To end, I would recommend the 3-day seminar to anyone, with a word of caution, don't bring your checkbook because while you will get the high quality info from some of the best in the business, you will also get sold by the best in the business! Beware!!!

I don't know if the FB Mastery is worth it or not. I know I will not put money on a credit card to find out. If FB is reading and they are legit, and they want to improve, my advice is tone down the high pressure sales closing tactics (pitch level is fine, just have some ethics about closing it) and provide better transparency to what you are selling. I am not giving you money because I don't have enough information on the part of your offerings that I am most interested in (systems access). I also think the written return policy is weak.

I could say much more, but goodness, how many of you even made it this far?!?!?!?
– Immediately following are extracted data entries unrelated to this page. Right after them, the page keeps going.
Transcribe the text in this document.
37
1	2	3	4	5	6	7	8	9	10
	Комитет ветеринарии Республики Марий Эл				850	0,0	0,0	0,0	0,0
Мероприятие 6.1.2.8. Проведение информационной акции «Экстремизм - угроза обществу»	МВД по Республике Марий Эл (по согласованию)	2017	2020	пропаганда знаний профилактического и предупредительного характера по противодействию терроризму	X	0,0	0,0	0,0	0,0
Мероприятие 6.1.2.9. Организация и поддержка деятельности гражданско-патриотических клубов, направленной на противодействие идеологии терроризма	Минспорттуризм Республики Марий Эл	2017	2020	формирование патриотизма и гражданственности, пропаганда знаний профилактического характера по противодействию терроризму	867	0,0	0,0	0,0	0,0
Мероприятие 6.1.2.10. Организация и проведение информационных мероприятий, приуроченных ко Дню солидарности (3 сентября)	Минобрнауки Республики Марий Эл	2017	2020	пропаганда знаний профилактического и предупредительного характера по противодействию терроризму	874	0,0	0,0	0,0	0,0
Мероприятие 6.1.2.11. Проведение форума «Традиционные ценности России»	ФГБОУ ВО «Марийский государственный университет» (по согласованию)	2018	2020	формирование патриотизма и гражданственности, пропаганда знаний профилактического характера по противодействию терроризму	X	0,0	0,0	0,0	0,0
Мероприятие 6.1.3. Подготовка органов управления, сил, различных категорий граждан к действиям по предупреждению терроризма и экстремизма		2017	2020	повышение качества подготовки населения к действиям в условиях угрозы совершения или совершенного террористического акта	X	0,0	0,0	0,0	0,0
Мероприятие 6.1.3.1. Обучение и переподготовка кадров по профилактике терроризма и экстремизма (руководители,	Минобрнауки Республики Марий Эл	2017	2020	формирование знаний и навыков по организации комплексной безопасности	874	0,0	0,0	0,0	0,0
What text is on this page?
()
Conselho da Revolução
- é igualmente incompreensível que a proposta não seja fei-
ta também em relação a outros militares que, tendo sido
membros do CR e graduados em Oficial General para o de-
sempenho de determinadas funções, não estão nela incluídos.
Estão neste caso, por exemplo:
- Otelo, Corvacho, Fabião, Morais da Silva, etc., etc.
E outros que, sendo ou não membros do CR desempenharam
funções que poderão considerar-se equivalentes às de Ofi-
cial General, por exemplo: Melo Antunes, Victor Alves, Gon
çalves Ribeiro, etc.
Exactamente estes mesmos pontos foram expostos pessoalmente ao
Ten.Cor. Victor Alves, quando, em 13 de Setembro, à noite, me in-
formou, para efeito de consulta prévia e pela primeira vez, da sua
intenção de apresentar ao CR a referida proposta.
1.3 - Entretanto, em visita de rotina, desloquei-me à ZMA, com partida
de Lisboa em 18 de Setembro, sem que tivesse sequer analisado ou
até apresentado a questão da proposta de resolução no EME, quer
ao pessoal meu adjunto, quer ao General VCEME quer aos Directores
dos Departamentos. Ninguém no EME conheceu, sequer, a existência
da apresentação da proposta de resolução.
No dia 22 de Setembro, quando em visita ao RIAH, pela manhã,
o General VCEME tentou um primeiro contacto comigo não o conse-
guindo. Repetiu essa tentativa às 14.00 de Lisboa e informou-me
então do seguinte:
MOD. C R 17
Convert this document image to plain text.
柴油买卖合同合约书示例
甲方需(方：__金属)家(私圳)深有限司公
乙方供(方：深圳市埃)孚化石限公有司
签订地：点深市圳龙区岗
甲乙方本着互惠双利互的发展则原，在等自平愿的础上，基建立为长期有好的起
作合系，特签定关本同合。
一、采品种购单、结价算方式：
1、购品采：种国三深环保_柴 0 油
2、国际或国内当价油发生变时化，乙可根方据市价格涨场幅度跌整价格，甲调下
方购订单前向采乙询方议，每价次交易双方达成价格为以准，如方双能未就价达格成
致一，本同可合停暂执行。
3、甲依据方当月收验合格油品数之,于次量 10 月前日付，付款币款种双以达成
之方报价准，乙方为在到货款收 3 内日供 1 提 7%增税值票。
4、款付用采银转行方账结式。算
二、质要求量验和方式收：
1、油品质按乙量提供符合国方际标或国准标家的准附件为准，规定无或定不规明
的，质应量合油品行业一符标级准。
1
I say don't hate FB because they want to make money. Than Merrill is certainly one of the most successful REI investors anyone could ever hope to sponge from. I also say be aware of your risk anytime you pull out your wallet. I wish my feelings were not so mixed. I would prefer to write a review that said, "I think FB is the bomb and worth every cent". Truth is I don't know if it is or isn't. If they deliver, its worth more than $35k by a long shot. That's on FB no matter what perspective you take. Too few Mastery Students telling their story on BP, which I think says a lot and is unfortunate.

I will end with this. My life is forever changed after attending the FB 3-day. Bravo and thank you FB for that.